Presidente Xi diz que China não é expansionista, mas não desistirá de territórios históricos

27/06/2018 10h25

Pequim, 27 Jun 2018 (AFP) - A China não seguirá o caminho do expansionismo, e tampouco abandonará um centímetro sequer de seu território histórico, afirmou nesta quarta-feira, em Pequim, o presidente chinês Xi Jinping ao secretário americano da Defesa, Jim Mattis, em um contexto de tensões entre as duas potências.

"Não seguiremos o caminho do expansionismo nem do colonialismo, mas não podemos abandonar uma polegada do território que nossos antepassados deixaram", declarou Xi depois de uma reunião com Mattis, de acordo com a agência estatal Xinhua.

A China reivindica a quase totalidade do Mar da China meridional, opondo-se às aspirações dos países vizinhos, o que gera, além disso, grandes tensões com Washington.

De acordo com o governo dos Estados Unidos, a China deslocou em maio baterias de mísseis e sistemas de interferência eletrônica nas ilhas do Mar da China Meridional.

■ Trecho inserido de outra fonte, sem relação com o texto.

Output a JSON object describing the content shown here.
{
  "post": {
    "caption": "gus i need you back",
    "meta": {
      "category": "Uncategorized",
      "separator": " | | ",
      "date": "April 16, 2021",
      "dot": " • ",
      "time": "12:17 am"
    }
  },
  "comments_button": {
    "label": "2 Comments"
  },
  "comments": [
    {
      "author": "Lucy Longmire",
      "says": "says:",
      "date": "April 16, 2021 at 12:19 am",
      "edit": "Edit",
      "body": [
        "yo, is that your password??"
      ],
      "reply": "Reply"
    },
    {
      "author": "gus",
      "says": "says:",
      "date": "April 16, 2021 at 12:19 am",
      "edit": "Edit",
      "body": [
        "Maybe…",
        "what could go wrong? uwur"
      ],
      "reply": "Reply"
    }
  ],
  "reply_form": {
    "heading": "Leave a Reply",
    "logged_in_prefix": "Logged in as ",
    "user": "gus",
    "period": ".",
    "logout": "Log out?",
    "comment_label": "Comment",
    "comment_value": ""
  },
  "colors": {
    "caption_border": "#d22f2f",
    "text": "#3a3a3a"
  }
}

O Pentágono reagiu com a retirada de um convite a Pequim para participar no "Rim of the Pacific" (Rimpac), exercícios navais que a cada dois anos reúnem quase 30 países.

Outro tema de divergência é Taiwan, ilha que rompeu politicamente com Pequim após o fim da guerra civil chinesa em 1949 e importante aliado dos Estados Unidos, apesar da ausência de relações diplomáticas. A China reivindica a soberania do território.

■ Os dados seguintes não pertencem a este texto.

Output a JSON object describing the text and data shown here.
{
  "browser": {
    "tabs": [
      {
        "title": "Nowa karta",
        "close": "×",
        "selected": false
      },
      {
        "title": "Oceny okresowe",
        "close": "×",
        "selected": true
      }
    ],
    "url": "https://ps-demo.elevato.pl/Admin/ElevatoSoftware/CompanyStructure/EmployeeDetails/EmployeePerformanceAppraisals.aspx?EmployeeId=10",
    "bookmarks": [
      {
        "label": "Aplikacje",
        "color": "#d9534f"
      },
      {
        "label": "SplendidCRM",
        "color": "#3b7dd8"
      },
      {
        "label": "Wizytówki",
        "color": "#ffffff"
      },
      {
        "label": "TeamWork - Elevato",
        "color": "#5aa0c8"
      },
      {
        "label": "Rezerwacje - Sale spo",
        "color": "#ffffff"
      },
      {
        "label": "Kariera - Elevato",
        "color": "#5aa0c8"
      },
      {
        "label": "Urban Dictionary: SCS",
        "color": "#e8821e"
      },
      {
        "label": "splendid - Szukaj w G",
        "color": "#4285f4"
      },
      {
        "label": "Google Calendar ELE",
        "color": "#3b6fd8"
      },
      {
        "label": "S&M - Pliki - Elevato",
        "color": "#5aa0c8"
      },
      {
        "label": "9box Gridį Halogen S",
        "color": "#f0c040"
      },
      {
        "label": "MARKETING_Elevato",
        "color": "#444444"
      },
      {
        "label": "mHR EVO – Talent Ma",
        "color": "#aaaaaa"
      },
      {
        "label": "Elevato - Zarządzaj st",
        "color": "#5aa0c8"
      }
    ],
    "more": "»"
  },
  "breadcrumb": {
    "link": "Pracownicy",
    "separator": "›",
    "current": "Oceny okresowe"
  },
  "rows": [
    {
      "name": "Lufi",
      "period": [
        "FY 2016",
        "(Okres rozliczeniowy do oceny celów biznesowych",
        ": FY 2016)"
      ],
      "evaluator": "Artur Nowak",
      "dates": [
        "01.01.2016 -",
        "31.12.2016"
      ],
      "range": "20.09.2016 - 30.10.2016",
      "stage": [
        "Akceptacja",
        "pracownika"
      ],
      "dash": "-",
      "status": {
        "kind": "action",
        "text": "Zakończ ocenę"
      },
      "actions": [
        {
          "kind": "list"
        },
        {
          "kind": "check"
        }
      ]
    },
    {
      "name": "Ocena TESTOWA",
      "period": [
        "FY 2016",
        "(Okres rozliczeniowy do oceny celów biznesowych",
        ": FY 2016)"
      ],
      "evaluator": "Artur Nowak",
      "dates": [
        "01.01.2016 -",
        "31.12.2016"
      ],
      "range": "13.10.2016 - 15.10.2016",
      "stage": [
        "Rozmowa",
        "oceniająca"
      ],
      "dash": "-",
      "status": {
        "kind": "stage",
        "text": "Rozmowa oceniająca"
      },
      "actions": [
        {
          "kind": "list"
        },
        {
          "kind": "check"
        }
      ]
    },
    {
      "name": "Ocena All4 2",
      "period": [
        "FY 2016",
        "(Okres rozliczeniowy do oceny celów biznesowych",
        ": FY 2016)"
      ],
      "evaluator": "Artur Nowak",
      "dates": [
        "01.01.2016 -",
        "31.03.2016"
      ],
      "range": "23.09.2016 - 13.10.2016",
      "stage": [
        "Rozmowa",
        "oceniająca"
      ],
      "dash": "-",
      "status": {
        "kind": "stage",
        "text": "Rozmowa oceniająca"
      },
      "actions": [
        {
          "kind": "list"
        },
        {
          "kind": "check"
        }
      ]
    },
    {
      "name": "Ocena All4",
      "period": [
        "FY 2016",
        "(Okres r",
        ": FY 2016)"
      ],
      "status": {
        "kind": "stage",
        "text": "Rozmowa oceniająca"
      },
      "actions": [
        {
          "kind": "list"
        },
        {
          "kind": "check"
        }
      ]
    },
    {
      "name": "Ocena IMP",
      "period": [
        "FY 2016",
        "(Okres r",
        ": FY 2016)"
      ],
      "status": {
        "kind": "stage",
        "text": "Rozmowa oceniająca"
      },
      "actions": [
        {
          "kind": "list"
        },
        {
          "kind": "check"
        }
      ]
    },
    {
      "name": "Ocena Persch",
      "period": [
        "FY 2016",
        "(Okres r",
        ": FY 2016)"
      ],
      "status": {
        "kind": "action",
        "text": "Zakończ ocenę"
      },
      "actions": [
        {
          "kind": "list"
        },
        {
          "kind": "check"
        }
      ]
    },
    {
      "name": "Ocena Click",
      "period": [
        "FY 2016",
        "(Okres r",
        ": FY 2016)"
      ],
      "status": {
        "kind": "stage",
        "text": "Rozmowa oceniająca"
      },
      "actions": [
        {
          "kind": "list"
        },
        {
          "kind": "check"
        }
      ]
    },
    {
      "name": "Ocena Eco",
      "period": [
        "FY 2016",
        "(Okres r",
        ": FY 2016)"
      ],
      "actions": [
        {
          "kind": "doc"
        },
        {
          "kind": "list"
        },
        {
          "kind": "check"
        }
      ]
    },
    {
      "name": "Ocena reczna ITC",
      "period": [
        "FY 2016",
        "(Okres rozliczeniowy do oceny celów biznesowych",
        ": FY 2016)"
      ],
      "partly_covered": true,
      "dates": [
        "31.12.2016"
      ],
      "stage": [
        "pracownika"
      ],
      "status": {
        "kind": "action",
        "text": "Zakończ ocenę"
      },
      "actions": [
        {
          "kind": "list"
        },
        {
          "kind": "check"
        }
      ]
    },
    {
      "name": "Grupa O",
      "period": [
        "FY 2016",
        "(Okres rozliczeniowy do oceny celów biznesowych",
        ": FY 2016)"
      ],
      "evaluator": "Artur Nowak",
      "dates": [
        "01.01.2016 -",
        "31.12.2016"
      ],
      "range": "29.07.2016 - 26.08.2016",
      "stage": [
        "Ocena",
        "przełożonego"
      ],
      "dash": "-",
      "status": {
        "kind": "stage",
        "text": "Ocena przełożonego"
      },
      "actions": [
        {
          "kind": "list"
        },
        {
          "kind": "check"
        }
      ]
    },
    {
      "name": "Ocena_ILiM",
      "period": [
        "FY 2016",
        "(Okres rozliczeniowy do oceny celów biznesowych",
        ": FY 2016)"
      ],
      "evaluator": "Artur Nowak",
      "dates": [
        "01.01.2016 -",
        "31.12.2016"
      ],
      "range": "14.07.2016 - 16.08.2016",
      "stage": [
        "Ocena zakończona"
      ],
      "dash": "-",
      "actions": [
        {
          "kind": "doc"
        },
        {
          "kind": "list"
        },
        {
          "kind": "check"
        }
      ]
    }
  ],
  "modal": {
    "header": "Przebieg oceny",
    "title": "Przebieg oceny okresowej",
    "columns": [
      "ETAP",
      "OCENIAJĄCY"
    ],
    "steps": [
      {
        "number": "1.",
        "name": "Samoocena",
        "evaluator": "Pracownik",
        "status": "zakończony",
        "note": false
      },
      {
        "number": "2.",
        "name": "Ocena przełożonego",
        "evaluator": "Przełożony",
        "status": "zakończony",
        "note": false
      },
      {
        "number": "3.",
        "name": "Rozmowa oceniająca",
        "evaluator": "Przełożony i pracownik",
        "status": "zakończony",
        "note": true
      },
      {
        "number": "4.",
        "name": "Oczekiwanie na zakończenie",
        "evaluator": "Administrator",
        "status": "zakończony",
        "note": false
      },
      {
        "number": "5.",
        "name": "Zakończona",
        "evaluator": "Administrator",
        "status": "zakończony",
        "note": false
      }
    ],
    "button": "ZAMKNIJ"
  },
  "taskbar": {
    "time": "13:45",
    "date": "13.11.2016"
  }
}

Antes, Mattis se reuniu nesta quarta-feira com seu colega chinês para buscar áreas de cooperação.

Em sua viagem, a primeira de um secretário de Defesa americano a China desde 2014, Mattis foi recebido na sede do Exército Popular de Libertação (EPL) por uma guarda de honra e uma banda militar que tocou os hinos dos dois países.

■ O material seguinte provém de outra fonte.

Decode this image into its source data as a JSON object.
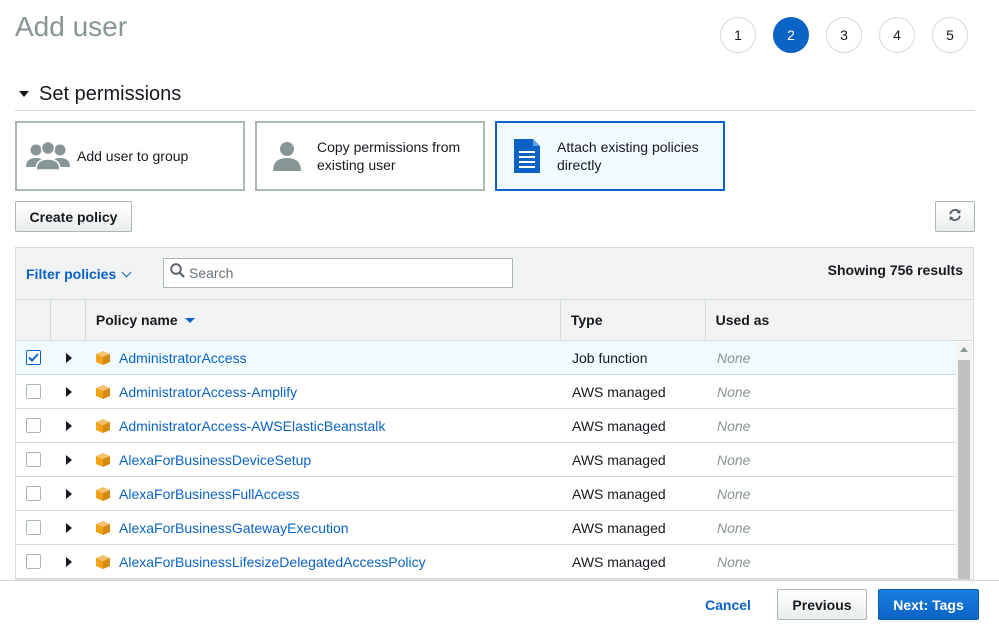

O ministro da Defesa da China, Wei Fenghe, celebrou a visita "crucial para aumentar a confiança estratégica bilateral devido ao peso das opiniões de Mattis nos círculos diplomáticos e militares de Washington".

Mattis também fará escalas em Seul e Tóquio para tranquilizar os aliados depois da decisão de Washington de suspender as tradicionais manobras militares conjuntas com a Coreia do Sul na região.